A hazardous energy control program is used to maintain worker safety by preventing:

Unintended release of stored energy.
Unintended start-up.
Unintended motion.
Contact with a hazard when guards are removed or safety devices have been by-passed or removed.

What methods, other than lockout, exist to control hazardous energy?

Lockout is generally viewed as the most reliable way to protect an individual from hazardous energy because you are bringing the system to a zero energy state. When a system is in a zero energy state the hazard has been eliminated; thus, no hazardous energy exists. However, in some cases, using lockout is not practical because of its impact on operations and various other functions. Therefore, other controls can be implemented as long as adequate risk reduction of the hazard is obtained. This type of control means following a full set of steps to determine the hazards and risks of each task being performed, and determining what controls can be used to minimize and reduce risk to an adequate level. If an adequate level of risk cannot be achieved, then lockout will be the default method of control.

What are the steps involved in developing a Hazardous Energy Control Program?

Hazardous energy control programs involve 5 general steps:

Gather information.
Perform a task analysis.
Perform a hazard and risk analysis.
Implement controls.
Communication, including training.
Gather Information

Determine all types of hazardous energy within your workplace that should be covered by the program.

Next, gather documentation from the manufacturer or designer of each system about:

Where energy isolating devices are located and procedures for their use.
Step-by-step procedures for servicing or maintaining the system.
How to safely address malfunctions, jams, misdeeds, or other planned and unplanned interruptions in operations.
How to install, move, and remove any or all parts of the system safely.

This information will allow you to understand how the system was intended to be used, and will provide you with recommendations on how the tasks can be performed safely.

Perform a Task Analysis

A task identification analysis is performed by examining all the intended uses of the system from the perspective of both the manufacturer and the user. List all tasks and steps required to accomplish the task. This analysis should also include any tasks related to any possible misuse of the system.

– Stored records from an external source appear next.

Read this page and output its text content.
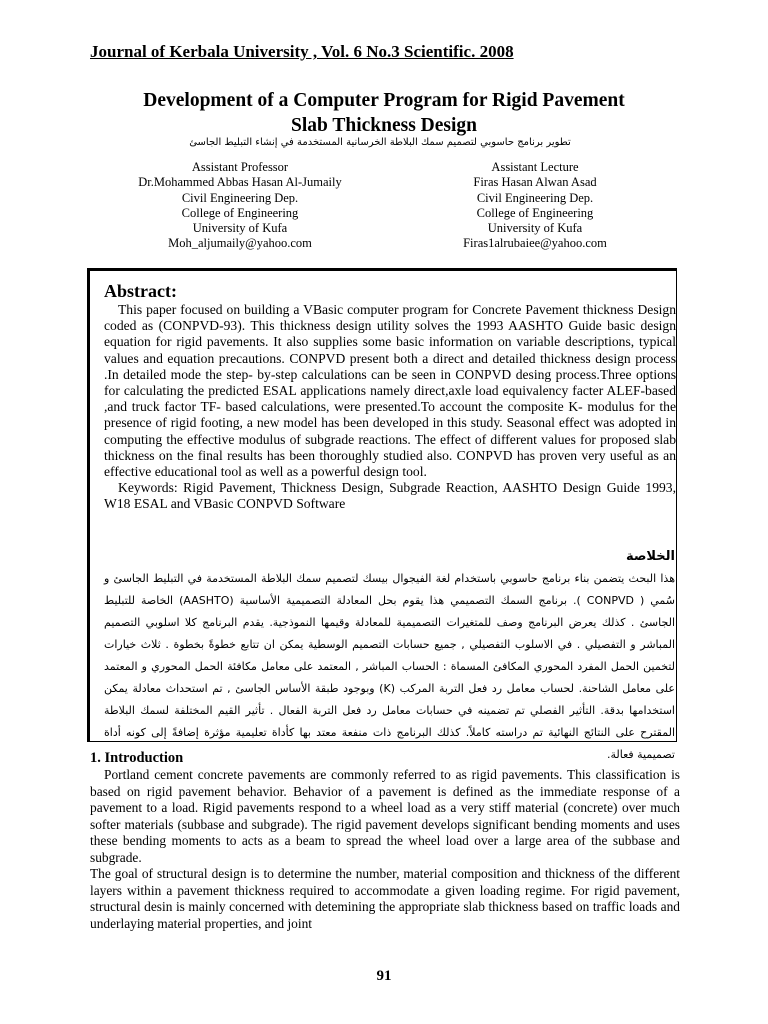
Journal of Kerbala University , Vol. 6 No.3 Scientific. 2008
Development of a Computer Program for Rigid Pavement
Slab Thickness Design
تطوير برنامج حاسوبي لتصميم سمك البلاطة الخرسانية المستخدمة في إنشاء التبليط الجاسئ
Assistant Professor
Dr.Mohammed Abbas Hasan Al-Jumaily
Civil Engineering Dep.
College of Engineering
University of Kufa
Moh_aljumaily@yahoo.com
Assistant Lecture
Firas Hasan Alwan Asad
Civil Engineering Dep.
College of Engineering
University of Kufa
Firas1alrubaiee@yahoo.com
Abstract:

This paper focused on building a VBasic computer program for Concrete Pavement thickness Design coded as (CONPVD-93). This thickness design utility solves the 1993 AASHTO Guide basic design equation for rigid pavements. It also supplies some basic information on variable descriptions, typical values and equation precautions. CONPVD present both a direct and detailed thickness design process .In detailed mode the step- by-step calculations can be seen in CONPVD desing process.Three options for calculating the predicted ESAL applications namely direct,axle load equivalency facter ALEF-based ,and truck factor TF- based calculations, were presented.To account the composite K- modulus for the presence of rigid footing, a new model has been developed in this study. Seasonal effect was adopted in computing the effective modulus of subgrade reactions. The effect of different values for proposed slab thickness on the final results has been thoroughly studied also. CONPVD has proven very useful as an effective educational tool as well as a powerful design tool.

Keywords: Rigid Pavement, Thickness Design, Subgrade Reaction, AASHTO Design Guide 1993, W18 ESAL and VBasic CONPVD Software

الخلاصة
هذا البحث يتضمن بناء برنامج حاسوبي باستخدام لغة الفيجوال بيسك لتصميم سمك البلاطة المستخدمة في التبليط الجاسئ و سُمي ( CONPVD ). برنامج السمك التصميمي هذا يقوم بحل المعادلة التصميمية الأساسية (AASHTO) الخاصة للتبليط الجاسئ . كذلك يعرض البرنامج وصف للمتغيرات التصميمية للمعادلة وقيمها النموذجية. يقدم البرنامج كلا اسلوبي التصميم المباشر و التفصيلي . في الاسلوب التفصيلي , جميع حسابات التصميم الوسطية يمكن ان تتابع خطوةً بخطوة . ثلاث خيارات لتخمين الحمل المفرد المحوري المكافئ المسماة : الحساب المباشر , المعتمد على معامل مكافئة الحمل المحوري و المعتمد على معامل الشاحنة. لحساب معامل رد فعل التربة المركب (K) وبوجود طبقة الأساس الجاسئ , تم استحداث معادلة يمكن استخدامها بدقة. التأثير الفصلي تم تضمينه في حسابات معامل رد فعل التربة الفعال . تأثير القيم المختلفة لسمك البلاطة المقترح على النتائج النهائية تم دراسته كاملاً. كذلك البرنامج ذات منفعة معتد بها كأداة تعليمية مؤثرة إضافةً إلى كونه أداة تصميمية فعالة.
1. Introduction

Portland cement concrete pavements are commonly referred to as rigid pavements. This classification is based on rigid pavement behavior. Behavior of a pavement is defined as the immediate response of a pavement to a load. Rigid pavements respond to a wheel load as a very stiff material (concrete) over much softer materials (subbase and subgrade). The rigid pavement develops significant bending moments and uses these bending moments to acts as a beam to spread the wheel load over a large area of the subbase and subgrade.

The goal of structural design is to determine the number, material composition and thickness of the different layers within a pavement thickness required to accommodate a given loading regime. For rigid pavement, structural desin is mainly concerned with detemining the appropriate slab thickness based on traffic loads and underlaying material properties, and joint

91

When performing the task identification, at a minimum, consider the following categories:

Machine/process set-up.
Teaching and programming of machinery.
Tryout and start-up.
All modes of operation.
Product feeding into machine/process.
Product takeoff from machine/process.
Process/tool changeover.
Normal stoppages and restart.
Unscheduled stoppages (control failure or jam) and restart.
Emergency stoppages and restart.
Unexpected start-up.
Fault-finding and troubleshooting.
Cleaning and housekeeping.
Planned maintenance and repair.
Unplanned maintenance and repair.

Perform a Hazard and Risk Analysis

Based upon the information from the first two steps, perform a hazard and risk analysis of how workers will be interacting with the system. This analysis should outline where possible hazards are, and what the associated risk of each hazard exists.

The hazard and risk analysis will outline all situations where a worker could be exposed to hazards. Examples include:

A press cycles accidentally while a worker is changing a die.
An injection moulding machine gate closes while a worker is in it.
A robot moves while a worker is trying to program it.
A hydraulic hose releases pressurized fluid when it is removed for maintenance purposes.
A barrier or guard has been removed or by-passed.

Implement Controls

The controls required will follow what hazards and risks were identified during the analysis and assessment. For example, identify what types of hazardous energy are present in a system that needs to be controlled, and what types of energy-isolating and de-energizing devices are required.

Communication, including Education and Training

Communicate with, and educate and train appropriate staff on how the program works, their role in the program, and what their responsibilities are.

As with all occupational health and safety management system policies or procedures, include mechanisms for documentation, records, feedback, and continuous improvement.